Surely I can't be the only one here that realizes the futility of hygiene in our modern world, right? Take wiping after chugging one out(what I call pooping) for example - it's useless. The average human being poops 1-6 times a day, which means that after every time you use the bathroom and wipe, you will inevitably go again within a day. Sure, you'll be clean for atleast a few hours, maybe even a day or two. At some point, however, you will go again and all your cleaning work will be erased by another stinker bomb. Sure, there'll be some smell, but that brings me my second point: smell, much like hygiene, is a social construct.
Similarly to wiping after excretion, showering is useless and, from a scientific perspective, actually harmful to humans. If everyone stopped wiping, showering, and following the other strange habits humans have developed over the years, then the standard of cleanliness would decrease and instead of the select few intellectual individuals that neglect these archaic rituals(such as myself) being shamed for our courage, we would be revered. At the moment, nearly everyone on Earth is expected to shower and to stay clean, so the human standard is that people are clean. If everyone was dirty, then dirty would become the new clean! Stench would become the new fragrant! Dirty bums would become the new clean bums!

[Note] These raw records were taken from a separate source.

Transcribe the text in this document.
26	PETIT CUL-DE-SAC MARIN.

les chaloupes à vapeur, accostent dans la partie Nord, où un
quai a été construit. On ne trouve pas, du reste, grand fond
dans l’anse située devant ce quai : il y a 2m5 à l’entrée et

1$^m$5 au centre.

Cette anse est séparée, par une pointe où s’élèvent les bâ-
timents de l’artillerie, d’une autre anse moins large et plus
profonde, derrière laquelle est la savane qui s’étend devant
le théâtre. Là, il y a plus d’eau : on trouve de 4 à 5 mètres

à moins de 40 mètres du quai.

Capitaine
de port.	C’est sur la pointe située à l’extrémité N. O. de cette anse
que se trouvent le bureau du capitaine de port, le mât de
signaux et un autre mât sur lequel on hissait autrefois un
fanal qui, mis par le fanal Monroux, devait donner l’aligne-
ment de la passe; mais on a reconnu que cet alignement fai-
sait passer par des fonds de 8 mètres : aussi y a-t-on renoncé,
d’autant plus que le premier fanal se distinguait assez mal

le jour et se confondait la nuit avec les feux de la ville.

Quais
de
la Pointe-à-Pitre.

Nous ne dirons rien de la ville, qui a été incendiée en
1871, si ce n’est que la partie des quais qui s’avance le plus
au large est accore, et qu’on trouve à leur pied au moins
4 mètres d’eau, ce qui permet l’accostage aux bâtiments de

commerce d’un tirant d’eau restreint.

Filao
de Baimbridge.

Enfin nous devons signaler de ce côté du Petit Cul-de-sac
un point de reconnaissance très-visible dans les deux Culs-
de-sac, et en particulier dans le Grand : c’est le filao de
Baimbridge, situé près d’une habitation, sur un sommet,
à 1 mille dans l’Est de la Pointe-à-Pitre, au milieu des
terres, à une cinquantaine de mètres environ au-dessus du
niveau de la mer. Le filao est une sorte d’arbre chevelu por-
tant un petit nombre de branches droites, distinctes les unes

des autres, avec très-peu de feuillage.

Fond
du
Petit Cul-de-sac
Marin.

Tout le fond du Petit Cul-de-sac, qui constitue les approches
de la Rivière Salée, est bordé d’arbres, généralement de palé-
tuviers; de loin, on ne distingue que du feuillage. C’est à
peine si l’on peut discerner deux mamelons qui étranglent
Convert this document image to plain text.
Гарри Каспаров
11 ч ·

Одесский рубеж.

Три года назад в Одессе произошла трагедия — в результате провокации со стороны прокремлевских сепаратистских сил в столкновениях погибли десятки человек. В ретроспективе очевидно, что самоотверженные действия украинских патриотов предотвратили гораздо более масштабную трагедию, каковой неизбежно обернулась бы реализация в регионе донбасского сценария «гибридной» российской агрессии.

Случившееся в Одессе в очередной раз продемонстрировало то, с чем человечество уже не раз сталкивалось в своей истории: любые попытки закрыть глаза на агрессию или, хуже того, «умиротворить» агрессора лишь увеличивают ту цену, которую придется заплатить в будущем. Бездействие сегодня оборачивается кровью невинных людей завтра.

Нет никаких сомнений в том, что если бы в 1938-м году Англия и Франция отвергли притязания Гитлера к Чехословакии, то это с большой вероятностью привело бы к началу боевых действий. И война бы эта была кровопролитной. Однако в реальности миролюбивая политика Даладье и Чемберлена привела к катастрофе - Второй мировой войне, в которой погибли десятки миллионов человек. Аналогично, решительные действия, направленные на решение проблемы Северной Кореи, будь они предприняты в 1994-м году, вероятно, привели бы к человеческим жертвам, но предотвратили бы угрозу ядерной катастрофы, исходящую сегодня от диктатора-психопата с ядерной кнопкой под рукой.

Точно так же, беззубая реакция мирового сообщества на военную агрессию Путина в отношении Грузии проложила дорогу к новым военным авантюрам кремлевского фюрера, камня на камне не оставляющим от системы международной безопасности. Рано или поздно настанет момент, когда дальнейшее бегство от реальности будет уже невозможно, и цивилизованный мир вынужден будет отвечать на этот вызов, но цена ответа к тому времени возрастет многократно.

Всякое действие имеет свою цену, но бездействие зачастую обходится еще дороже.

If you look back through history, deodorent was only invented roughly two hundred years ago which, when speaking in the context of an Earth that's nearly six-thousand years old, was quite recent. It was only when the rich and powerful aristocrats of Britain and Spain began perfuming themselves that society developed a sense of smell. These people at the top of the social food-chain wanted a new way to put down the common man, so they created smell(and noses, of course). Those that could not afford deodorint, soap, or other "body-cleansing" materials were shunned from society and were considered worthless because of this new sense of smell. Unfortunately, I cannot report that we as a people have advanced much in this regard in the past few centuries, although there are some promising breakthroughs in some first-world countries like India and Africa. There, the people are not subject to these arbitrary, imaginary rules that confine them to having a certain odour. If only it was that way in America, our lives would improve significantly.